Disse isso dia desses pra minha ex-terapeuta reencarnacionista: se eu acho que existe um assunto bem resolvido atualmente na minha vida é a minha relação com o Caio. Ou melhor, com a condição do Caio. Entendi, aceitei, processei internamente como as coisas são. Não foi fácil, não foi da noite pro dia. Só de blog já vão exatos 7 anos... Mas hoje não me vejo mais tendo as angústias existenciais de outrora. Como vai ser? Seremos capazes? Seremos felizes? Hoje sei que sim, como qualquer experiência que nos está destinada na vida, vamos conseguir seguir. Isso não significa que eu esteja 100% resolvida. Acho que insegurança faz parte das relações humanas, faz parte de cada indivíduo. Não tenho uma fórmula pronta de como criar o Caio para a vida, mas então me dou conta de que esta fórmula também não existe para Yuri, meu outro filho, não deficiente, mas testando toda a minha capacidade de adaptação agora que a adolescência chegou com tudo.

Ainda tenho medo de perder o Caio, ainda gostaria de uma cura pra epilepsia, ainda sonho com uma melhor reabilitação motora que o ajude a se comunicar melhor, talvez sentar sem apoio, quiçá andar. Mas soube desvincular minha felicidade destes objetivos sonhados. Meu objetivo maior é ser e fazê-lo feliz HOJE. Na condição em que ele está. O que, para uma pessoa thunder ansiosa como eu, é um passo gigantesco.

Acho que o diferencial é que consegui compreender que também tenho medos e incertezas sobre como lidar com meu filho adolescente, em como direcionar minha vida profissional e financeira, minhas amizades e relações pessoais... Assim é sempre. Como eu costumo brincar, se não houvessem essas dúvidas existenciais, eu já não precisaria estar mais nesta dimensão. 

E também aprendi que as coisas são assim. A epilepsia não é mais novidade. As crises imunológicas também não. Ou seja, aprendemos a lidar com as coisas "ruins", sem precisar sair alardeando cada momento de crise. E o mesmo também vai acontecendo com as coisas boas. Na escola, por exemplo.

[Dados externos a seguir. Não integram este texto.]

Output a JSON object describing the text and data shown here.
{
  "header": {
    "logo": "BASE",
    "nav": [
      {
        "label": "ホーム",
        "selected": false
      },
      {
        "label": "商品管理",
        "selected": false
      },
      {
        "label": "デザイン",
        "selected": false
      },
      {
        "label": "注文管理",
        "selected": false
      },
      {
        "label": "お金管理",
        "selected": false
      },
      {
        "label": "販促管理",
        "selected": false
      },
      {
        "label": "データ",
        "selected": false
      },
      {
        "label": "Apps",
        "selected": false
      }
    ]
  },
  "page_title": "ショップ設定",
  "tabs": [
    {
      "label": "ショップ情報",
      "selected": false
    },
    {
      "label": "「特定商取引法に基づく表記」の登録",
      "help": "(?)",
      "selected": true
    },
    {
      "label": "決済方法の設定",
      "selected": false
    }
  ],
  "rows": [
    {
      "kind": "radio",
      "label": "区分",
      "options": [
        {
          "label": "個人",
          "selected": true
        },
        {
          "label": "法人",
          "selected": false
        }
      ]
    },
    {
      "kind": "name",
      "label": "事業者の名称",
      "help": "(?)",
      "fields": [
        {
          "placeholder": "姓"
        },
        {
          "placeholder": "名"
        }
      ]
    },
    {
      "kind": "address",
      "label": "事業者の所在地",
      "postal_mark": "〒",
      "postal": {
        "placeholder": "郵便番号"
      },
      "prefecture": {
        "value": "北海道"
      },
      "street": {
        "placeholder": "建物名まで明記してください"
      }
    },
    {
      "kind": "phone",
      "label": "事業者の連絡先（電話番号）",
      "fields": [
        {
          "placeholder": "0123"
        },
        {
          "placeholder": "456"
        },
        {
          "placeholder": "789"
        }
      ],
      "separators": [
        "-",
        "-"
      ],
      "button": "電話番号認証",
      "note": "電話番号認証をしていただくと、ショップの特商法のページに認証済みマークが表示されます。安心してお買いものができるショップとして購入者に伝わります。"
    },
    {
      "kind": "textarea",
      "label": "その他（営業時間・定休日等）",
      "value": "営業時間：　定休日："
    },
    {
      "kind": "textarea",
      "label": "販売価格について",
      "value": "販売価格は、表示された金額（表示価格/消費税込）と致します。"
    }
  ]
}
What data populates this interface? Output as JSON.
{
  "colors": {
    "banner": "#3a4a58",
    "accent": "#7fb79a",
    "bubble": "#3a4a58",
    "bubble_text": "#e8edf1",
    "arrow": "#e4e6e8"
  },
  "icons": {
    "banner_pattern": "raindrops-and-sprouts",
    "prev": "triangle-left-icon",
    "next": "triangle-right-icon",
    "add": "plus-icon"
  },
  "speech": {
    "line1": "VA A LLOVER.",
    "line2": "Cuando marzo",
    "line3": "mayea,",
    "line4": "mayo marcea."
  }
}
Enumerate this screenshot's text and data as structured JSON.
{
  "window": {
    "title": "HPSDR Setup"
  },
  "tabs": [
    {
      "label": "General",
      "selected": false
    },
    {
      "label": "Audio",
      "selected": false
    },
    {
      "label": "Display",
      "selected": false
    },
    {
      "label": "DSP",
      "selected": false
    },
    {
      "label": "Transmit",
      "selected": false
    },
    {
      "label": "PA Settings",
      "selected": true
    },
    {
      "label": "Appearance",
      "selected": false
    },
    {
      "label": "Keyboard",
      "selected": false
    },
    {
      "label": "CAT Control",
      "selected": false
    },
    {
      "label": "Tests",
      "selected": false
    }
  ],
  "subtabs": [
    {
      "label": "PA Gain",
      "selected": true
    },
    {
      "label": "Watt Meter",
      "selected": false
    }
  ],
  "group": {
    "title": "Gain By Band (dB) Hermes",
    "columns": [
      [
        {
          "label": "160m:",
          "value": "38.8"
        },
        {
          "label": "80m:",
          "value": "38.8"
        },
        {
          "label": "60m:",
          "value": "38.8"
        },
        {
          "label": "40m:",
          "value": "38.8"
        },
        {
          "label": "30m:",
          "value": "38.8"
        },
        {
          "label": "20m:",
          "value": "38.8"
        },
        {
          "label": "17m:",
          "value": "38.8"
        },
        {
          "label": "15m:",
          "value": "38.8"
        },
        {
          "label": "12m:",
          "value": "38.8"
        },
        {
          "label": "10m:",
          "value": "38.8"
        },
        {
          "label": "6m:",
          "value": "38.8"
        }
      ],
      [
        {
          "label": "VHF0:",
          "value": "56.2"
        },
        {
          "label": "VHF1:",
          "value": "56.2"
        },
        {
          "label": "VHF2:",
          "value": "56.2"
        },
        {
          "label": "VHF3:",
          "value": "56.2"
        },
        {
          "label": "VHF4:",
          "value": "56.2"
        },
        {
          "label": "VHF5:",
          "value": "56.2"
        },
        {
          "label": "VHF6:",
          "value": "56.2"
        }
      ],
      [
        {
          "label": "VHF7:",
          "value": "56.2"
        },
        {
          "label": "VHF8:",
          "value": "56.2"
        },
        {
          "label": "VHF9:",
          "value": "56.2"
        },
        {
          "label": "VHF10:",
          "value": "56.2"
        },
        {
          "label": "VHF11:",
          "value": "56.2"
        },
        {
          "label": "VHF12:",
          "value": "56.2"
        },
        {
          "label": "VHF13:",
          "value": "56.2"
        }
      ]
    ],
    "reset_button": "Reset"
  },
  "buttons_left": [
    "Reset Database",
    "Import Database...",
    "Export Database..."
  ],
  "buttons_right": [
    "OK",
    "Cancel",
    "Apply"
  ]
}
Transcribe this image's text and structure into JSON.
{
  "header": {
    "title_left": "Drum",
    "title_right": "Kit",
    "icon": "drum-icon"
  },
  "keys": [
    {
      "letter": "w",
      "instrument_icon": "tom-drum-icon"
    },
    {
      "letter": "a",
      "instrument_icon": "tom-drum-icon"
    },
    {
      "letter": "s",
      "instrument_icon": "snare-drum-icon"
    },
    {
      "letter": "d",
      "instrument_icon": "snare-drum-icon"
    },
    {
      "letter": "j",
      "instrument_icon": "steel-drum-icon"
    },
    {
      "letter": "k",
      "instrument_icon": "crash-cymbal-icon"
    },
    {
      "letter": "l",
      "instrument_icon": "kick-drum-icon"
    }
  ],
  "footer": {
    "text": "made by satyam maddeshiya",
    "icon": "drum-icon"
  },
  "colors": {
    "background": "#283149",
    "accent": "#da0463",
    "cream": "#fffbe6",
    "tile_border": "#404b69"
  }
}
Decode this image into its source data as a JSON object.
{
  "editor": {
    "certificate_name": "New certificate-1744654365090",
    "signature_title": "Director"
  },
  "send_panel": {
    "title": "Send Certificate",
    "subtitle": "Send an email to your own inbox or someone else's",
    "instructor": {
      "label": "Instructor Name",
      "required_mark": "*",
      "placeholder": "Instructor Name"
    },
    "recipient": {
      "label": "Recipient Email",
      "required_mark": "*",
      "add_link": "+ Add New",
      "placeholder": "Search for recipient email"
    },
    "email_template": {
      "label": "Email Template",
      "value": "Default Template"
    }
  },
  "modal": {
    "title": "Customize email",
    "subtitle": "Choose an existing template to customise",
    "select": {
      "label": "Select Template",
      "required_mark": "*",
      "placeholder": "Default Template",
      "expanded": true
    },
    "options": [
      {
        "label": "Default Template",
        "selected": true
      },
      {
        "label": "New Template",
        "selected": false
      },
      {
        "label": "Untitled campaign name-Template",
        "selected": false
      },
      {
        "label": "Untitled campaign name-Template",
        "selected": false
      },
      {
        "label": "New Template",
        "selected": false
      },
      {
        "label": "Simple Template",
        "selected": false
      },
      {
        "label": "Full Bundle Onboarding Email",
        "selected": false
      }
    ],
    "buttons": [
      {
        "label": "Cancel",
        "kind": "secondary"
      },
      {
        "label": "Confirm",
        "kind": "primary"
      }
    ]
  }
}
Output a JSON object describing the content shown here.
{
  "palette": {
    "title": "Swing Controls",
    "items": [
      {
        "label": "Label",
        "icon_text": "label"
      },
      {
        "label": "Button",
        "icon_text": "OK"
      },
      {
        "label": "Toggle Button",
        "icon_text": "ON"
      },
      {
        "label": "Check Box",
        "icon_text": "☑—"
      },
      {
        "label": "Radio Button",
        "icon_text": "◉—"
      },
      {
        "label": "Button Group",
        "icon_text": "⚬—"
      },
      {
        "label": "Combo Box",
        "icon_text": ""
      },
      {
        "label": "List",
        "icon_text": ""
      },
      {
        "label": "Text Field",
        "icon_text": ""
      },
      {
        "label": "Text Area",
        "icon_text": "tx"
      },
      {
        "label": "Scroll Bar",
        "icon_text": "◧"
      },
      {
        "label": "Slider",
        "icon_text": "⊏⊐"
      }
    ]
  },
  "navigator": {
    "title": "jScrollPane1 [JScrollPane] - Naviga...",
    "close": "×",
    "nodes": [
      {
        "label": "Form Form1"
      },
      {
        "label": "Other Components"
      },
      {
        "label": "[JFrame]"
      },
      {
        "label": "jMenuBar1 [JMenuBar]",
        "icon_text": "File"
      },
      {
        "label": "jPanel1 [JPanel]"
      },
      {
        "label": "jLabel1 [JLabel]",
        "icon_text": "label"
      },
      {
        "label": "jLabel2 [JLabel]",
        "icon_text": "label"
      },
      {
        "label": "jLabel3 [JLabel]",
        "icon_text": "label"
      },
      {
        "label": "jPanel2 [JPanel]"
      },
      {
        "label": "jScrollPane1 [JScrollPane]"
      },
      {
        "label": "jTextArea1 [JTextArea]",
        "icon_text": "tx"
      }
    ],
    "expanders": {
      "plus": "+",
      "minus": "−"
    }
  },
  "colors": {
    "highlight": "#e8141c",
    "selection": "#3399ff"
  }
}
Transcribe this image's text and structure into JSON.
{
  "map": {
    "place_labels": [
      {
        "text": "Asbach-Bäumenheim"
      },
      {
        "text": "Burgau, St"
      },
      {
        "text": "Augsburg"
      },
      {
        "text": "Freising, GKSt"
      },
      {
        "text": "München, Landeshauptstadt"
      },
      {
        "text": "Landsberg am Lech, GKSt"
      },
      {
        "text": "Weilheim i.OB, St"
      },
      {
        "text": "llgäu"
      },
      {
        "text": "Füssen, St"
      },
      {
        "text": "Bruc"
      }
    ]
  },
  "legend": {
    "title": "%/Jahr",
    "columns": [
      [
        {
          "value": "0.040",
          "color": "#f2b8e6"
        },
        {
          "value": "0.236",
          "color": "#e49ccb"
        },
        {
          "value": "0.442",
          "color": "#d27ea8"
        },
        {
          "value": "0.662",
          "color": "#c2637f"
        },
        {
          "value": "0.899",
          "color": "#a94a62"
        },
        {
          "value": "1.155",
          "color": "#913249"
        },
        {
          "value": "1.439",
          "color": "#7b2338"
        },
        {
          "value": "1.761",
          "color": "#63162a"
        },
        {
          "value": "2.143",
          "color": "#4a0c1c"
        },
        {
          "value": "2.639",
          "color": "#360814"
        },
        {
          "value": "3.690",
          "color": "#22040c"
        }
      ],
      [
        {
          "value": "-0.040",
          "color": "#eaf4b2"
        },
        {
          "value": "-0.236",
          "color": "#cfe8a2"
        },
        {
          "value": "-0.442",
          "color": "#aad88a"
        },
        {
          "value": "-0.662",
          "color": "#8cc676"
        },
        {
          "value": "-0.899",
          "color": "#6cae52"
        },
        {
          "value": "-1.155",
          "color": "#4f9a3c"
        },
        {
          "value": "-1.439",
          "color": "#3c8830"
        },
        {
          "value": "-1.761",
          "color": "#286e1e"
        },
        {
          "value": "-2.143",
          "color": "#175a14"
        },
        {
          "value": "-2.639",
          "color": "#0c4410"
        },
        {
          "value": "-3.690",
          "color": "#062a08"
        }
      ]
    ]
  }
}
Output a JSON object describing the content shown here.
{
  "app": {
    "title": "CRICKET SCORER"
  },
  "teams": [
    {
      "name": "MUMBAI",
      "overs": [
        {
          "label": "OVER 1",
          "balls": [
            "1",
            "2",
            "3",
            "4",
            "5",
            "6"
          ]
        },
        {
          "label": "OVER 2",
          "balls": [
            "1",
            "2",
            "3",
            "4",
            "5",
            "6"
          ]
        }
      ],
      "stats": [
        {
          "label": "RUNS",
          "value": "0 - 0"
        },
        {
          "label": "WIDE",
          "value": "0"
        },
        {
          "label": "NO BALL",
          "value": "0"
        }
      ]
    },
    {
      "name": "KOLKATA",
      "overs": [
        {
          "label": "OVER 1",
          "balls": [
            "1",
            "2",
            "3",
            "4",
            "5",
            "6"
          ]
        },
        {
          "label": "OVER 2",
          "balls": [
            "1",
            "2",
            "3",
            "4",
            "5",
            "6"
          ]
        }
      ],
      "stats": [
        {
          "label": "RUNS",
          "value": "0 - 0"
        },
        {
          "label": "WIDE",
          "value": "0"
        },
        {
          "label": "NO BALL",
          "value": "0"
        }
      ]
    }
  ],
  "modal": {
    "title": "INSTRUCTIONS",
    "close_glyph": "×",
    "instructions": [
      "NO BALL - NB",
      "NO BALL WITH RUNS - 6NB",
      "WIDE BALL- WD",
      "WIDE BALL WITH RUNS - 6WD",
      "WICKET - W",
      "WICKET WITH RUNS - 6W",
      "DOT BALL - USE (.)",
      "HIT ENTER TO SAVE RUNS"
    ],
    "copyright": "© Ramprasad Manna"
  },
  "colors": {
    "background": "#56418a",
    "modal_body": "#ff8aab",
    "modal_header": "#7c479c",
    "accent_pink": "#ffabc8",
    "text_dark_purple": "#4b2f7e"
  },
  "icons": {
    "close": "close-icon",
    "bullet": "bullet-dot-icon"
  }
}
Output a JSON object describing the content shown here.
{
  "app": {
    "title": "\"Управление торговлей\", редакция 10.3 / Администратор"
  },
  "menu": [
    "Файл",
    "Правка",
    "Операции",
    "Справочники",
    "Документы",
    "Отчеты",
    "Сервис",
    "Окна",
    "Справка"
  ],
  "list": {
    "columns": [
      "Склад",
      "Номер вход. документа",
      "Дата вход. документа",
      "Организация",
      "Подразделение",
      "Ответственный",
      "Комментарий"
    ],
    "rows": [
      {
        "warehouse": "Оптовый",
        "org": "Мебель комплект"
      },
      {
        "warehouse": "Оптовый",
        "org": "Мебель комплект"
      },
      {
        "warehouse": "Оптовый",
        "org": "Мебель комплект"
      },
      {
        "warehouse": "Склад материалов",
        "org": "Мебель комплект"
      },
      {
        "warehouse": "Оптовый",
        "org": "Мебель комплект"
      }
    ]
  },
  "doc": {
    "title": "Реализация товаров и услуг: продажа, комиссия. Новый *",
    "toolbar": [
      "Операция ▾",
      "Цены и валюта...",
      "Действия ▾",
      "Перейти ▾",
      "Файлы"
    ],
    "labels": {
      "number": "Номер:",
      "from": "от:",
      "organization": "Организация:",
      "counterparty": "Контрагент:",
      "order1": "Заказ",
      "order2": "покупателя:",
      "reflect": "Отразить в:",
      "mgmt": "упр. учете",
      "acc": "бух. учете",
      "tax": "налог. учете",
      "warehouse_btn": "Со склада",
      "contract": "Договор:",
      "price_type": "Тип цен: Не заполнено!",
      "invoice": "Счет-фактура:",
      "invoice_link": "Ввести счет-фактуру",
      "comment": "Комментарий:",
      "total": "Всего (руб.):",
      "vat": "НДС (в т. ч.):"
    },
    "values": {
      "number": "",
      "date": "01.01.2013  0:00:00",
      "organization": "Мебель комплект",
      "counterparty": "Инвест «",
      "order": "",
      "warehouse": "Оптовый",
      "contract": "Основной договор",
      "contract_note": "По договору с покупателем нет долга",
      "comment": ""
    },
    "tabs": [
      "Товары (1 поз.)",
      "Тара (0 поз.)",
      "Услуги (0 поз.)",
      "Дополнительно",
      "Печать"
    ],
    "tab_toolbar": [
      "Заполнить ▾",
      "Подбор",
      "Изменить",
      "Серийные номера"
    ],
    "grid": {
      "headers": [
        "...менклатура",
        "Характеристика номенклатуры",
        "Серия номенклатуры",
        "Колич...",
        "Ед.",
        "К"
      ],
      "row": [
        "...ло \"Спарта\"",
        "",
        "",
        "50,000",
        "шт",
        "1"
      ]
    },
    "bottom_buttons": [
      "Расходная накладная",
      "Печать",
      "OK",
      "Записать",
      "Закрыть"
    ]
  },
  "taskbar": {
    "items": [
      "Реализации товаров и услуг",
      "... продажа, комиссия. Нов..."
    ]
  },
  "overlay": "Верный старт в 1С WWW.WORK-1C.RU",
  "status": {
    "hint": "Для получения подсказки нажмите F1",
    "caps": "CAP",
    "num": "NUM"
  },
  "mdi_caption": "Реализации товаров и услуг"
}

Este, que é seu segundo ano, não tenho detalhado tanto. Porque embora ainda me apaixone e me encante pelo trabalho maravilhoso de inclusão que está sendo feito, já não é mais novidade. Esta é, com suas dificuldades e alegrias, simplesmente a nossa vida. Exatamente do jeitinho que ela é ou está agora.

Então decido que vamos vivendo e aproveitando um dia de cada vez. E os problemas de hoje, deixaram de ser o foco. Ainda tenho a cabeça fervilhando de planos e ideias, mas eles não me angustiam. Me motivam a acordar amanhã.

Sei que ainda tenho o que compartilhar. Sei que haverão os momentos de choro, de pedir colo, de solicitar a ajuda dos universitários. Mas a lição mais importante deste meu sumiço, talvez seja esta: a vida voltou para o seu eixo. E a vida é urgente. Quando dá, a gente corre pra cá e compartilha. Ou então, vamos apenas vivendo.

Beijo grande, obrigada a todos que permanecem por aqui.